Although the Supreme Court deemed most of the ACA constitutional in June, detractors gained a minor victory when the Court declared Medicaid expansion to be an optional decision for states. Seven governors, including Rick Scott of Florida and Bobby Jindal of Louisiana, have already announced their rejection of this provision — a provision that provides federal subsidies to states in order that they expand Medicaid coverage to all individuals and families at or below 133% of the poverty line — citing their states’ inability to financially support the extended coverage. As a result, low-income individuals in states that choose to opt out of the provision can only qualify for Medicaid if they are already below their state’s income threshold for coverage. But does a cost-benefit analysis really render states’ decisions to opt out of the extended coverage prudent?
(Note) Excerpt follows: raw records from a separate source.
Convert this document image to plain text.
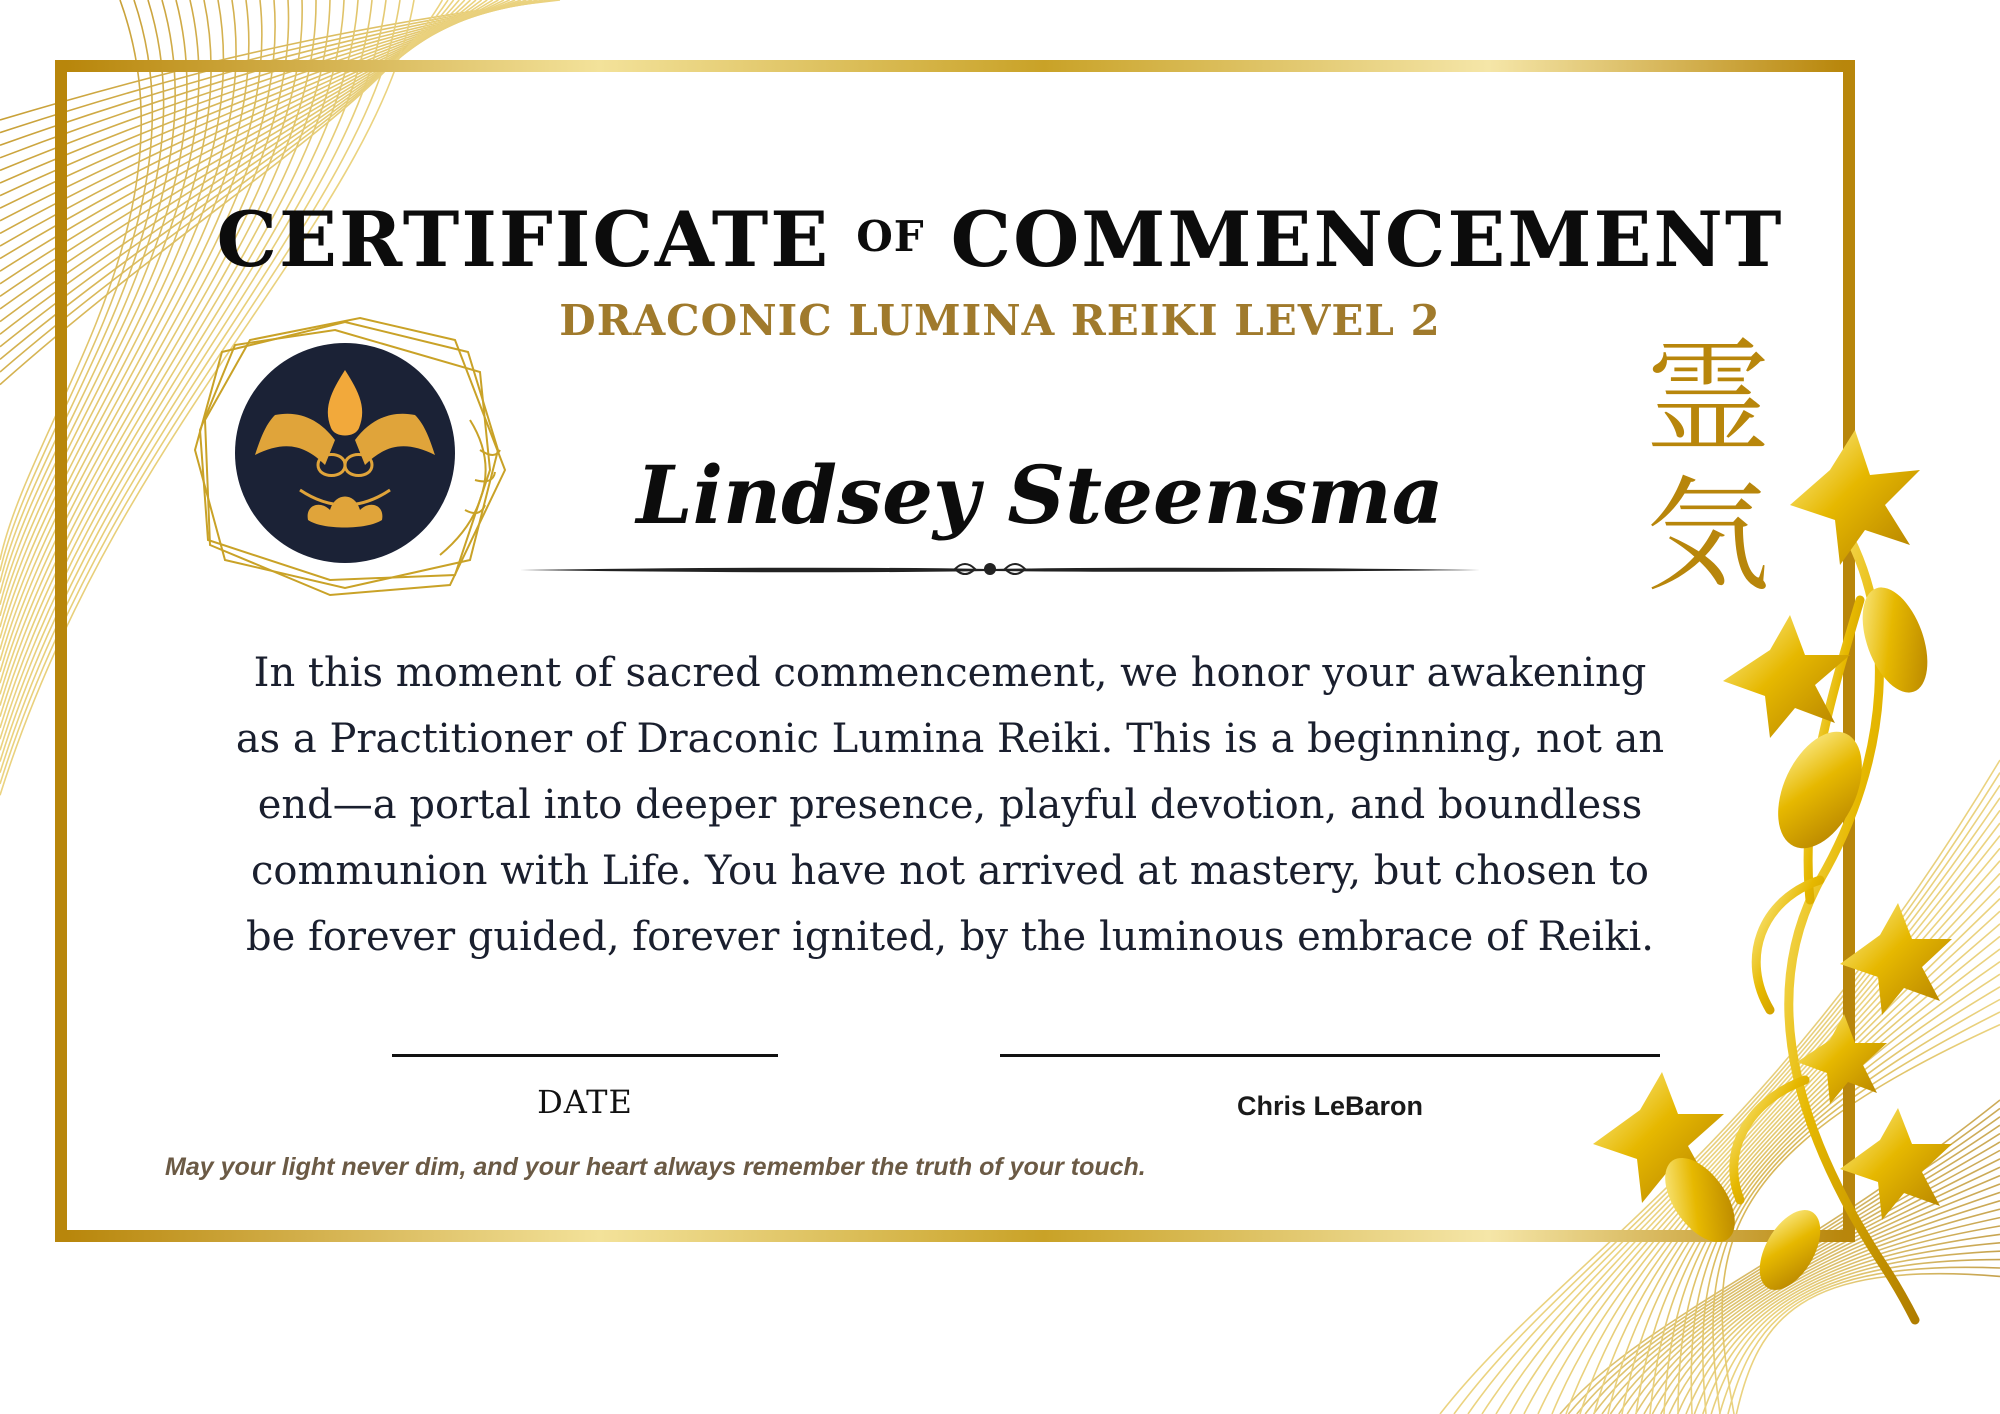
CERTIFICATE OF COMMENCEMENT
DRACONIC LUMINA REIKI LEVEL 2
Lindsey Steensma
In this moment of sacred commencement, we honor your awakening
as a Practitioner of Draconic Lumina Reiki. This is a beginning, not an
end—a portal into deeper presence, playful devotion, and boundless
communion with Life. You have not arrived at mastery, but chosen to
be forever guided, forever ignited, by the luminous embrace of Reiki.
DATE	Chris LeBaron
May your light never dim, and your heart always remember the truth of your touch.
霊
気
The Center on Budget and Policy Priorities estimates that between 2014 and 2022, coverage expansion will only increase state Medicaid expenditures by about 2.8% while providing an additional 17 million Americans with coverage. For the first 3 years after the provision is enacted, the federal government is required to pick up 100% of all coverage costs for newly covered individuals. After that, federal funding only scales back slightly before it becomes fixed at 90%. If ever there was a free lunch, this has got to be it. To reject extended coverage on a financial basis is ludicrous given a measly 2.8% bump in spending over 8 years.
However, critics of the provision also commonly argue that extending coverage won’t necessarily improve care because Medicaid patients will not be able to find doctors willing to treat them. Perhaps this is true. As of 2009, Medicaid reimbursement rates were 42% lower than private insurance reimbursement rates, and a 2011 study by the Center for Studying Health System Change found that only 42% of physicians were accepting new Medicaid patients. But opting out isn’t going to make it easier for covered patients to find willing physicians either. As part of the plan to create funding for expanded coverage, the federal government is phasing out Medicaid Disproportionate Share Payments in states that opt out of expanded coverage. This means hospitals in these states will lose their reimbursement for a portion of the losses incurred from treating patients covered by Medicaid. Therefore, by refusing to expand coverage, states are actually increasing providers’ incentives to turn Medicaid patients away.
Furthermore, studies conducted on states that have recently expanded Medicaid coverage show that increased coverage is correlated with lower death rates. One in particular, conducted by researchers at Harvard University’s School of Public Health, concluded that over a five-year period, minor increases in coverage in New York, Maine, and Arizona yielded roughly 2,000 less deaths per year among individuals between the ages of 20 and 64.
So if there are no valid reasons for states to opt out of expanded coverage pertaining to funding or practicality, then why are states still not sold on coverage expansion? It seems to me that instead of examining the evidence, these governors blindly rely upon anti-Obama/anti-health care sentiment, stubbornly and reflexively opposing whichever parts of the ACA that they can. These governors who have taken a hard stance against the provision need to reanalyze their motives for rejection and perhaps consider what a severe decline in the health of their states’ working poor will mean to their states’ economies.